When Rodney went to Nashville to record, he brought longtime Dillards band members Gary Smith, Tony Wray, who produced the album, and Cory Walker (a member of East Nash Grass) into the studio. Cory’s brothers, Jarrod Walker, who plays mandolin for Billy Strings, and Tyler Walker were recruited as was fiddler Maddie Denton of the Dan Tyminski Band and East Nash Grass. The 11-cut album features humorous songs like “Don’t Hit Your Gramma With A Great Big Stick,” “Towsack Full Of Love,” “Keep Your Money In Your Shoes And It Won’t Get Wet,” “Dance ‘Til Your Socks Are Hot And Ravlin’,” and “Wet Shoes In The Sunset.” But there are a few serious songs too like the wistful instrumental, “Brisco’s Dream,” their bluegrass standard, “There Is a Time,” and “Slimy River Bottom,” which they penned as a critique and warning to Christians to resist the prosperity gospel.
“Having traveled around in a lot of American churches—this is not a blanket statement about them all—but there is a tendency to be maybe leaving Jesus out of the equation and to make it more about success and self-help and prosperity and those things. Prosperity doesn’t mean money. It means having a healthy life if you go back and do the translation. Somehow we take his words sometimes and run with it in the direction where we think it’ll do us the most good.”

Rodney and his wife had a ministry for years called “Mayberry Values in Today’s World.” “We saw a lot of things when you’re out like that,” Rodney explains. “We had some very weird experiences so that kind of lent to our writing of that, and you have to think about it before you release something like that.
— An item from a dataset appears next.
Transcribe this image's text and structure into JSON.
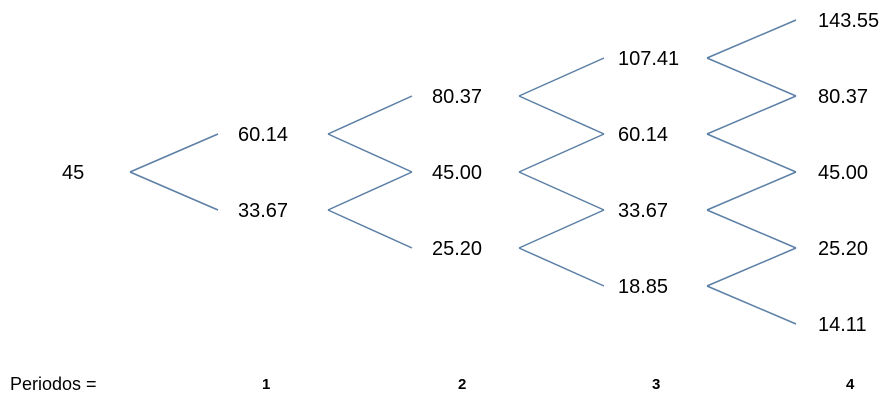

I cannot hide behind the pew and pretend that everything is okay. That’s so selfish because there’s other people out there scrambling, not having any direction, and sometimes they’re being fed a false gospel. But I said, and Beverly agreed, that we would just do this because we felt it, and I’m ready to suffer the slings and arrows.”
Overall, though, Rodney simply wanted to enjoy recording this album.
“It was just fun doing songs that people would think the Darlings would go home and go to a festival, and somebody would sing these songs,” Rodney said. In addition to the new album, The Dillards will perform at the ROMP Festival this month in Owensboro, Kentucky, and Rodney will be part of an artist feature exhibit at the Country Music Hall of Fame in July. Rodney recently delivered the college commencement at the University of Missouri where he was bestowed with an honorary doctorate. The 83-year-old musician continues to play Mayberry tribute shows as well as various venues across the country.
“We like festivals, but we do a lot of theater shows,” Rodney says. “As long as I can play venues I know I could do well in, I’ll go on as long as I can remember all the lyrics to about 100 songs.”
“He will drive, 10, 12 hours, play a couple hour shows, stay and talk and sign autographs for a couple hours,” Beverly says. “He’s pretty amazing.”